Voici le deuxième article sur nos réflexions à propos d’Israël. Si vous n’avez pas lu le premier c’est par ici.

« Je me suis fait casser la fenêtre de ma voiture par un gamin qui m’a jeté une pierre. » nous dit une femme qui a voulu s’arrêter pour prendre un jeune Palestinien en stop.

Avant d’arriver, nous avions quelques problèmes pour comprendre vraiment ce qu’est la Palestine. Les territoires palestiniens sont composés de la Cisjordanie (West Bank in English) et de la bande de Gaza.

Palestine_Map_2007_(Settlements)

La Cisjordanie, la plus grande partie de ces territoires, est plus ou moins occupée par l’Israël qui ne reconnaît pas l’existence de la Palestine. Il y existe trois zones, A, B, et C. On a beau lire dix fois à quoi correspond chaque zone puis oublier, la différence devient très nette une fois sur place. Les zones A sont contrôlées par les Palestiniens, et les Israéliens n’ont pas le droit d’y aller, même si des soldats s’y rendent lors de raids ou d’opérations. Dans les zones B les Palestiniens sont en charge des affaires civiles et la sécurité est partagée entre les Israéliens et les Palestiniens. L’armée Israélienne y est omniprésente. En zone C, entièrement contrôlée par Israël, de nombreuses colonies se sont installées depuis 1967. Une colonie est en fait un petit village créé de toute pièce et entouré de barbelés avec un check-point à l’entrée, habité par des Israéliens souvent très sionistes. Une technique du gouvernement pour coloniser le territoire qui rend de plus en plus difficile une résolution du conflit. Les colons qui vont s’installer en Palestine considèrent que c’est leur droit de vivre ici en Terre Promise, et ce malgré le climat de terreur que les extrémistes peuvent leur inciter. Ils profitent par ailleurs des subventions du gouvernement pour les inciter aux joies de la colonie en famille.

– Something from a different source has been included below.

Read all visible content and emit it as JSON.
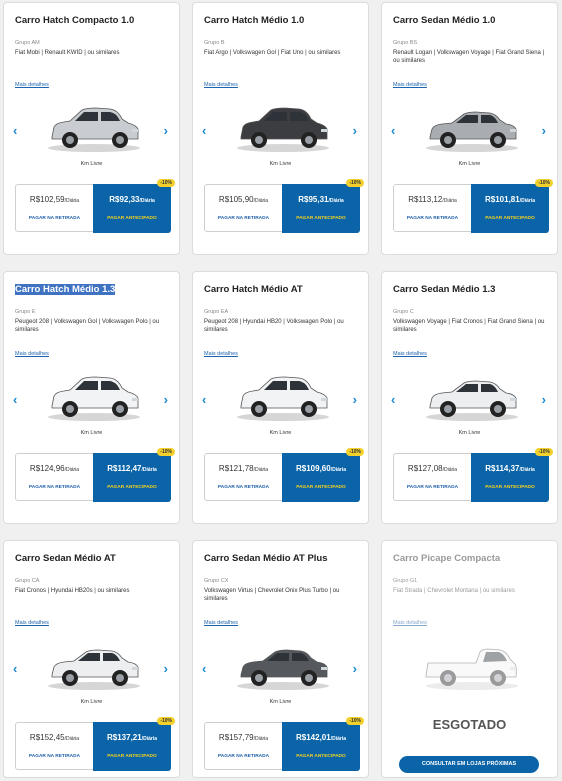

L’autre partie de la Palestine, la bande de Gaza, est une petite région dans le sud-ouest de l’Israël. D’abord occupée militairement par ce dernier jusqu’à sa partielle gestion par l’Autorité Palestinienne en 1994 décidée par les Accords d’Oslo, la bande de Gaza s’auto-gère pleinement depuis la rétractation des colonies en 2005. Avec l’arrivée au pouvoir du Hamas en 2007 et le blocus israélo-égyptien, les rapports se sont fortement dégradés et de grands affrontements ont eu lieu. Entre blocus, état de guerre et attaques armées, le peuple de la bande de Gaza subit de graves crises humanitaires et sanitaires. De plus le Hamas a mis en place un régime très islamique où il existe très peu de libertés et dans lequel on apprend aux plus jeunes à être prêt à mourir en martyr dans des attentats suicides contre Israël.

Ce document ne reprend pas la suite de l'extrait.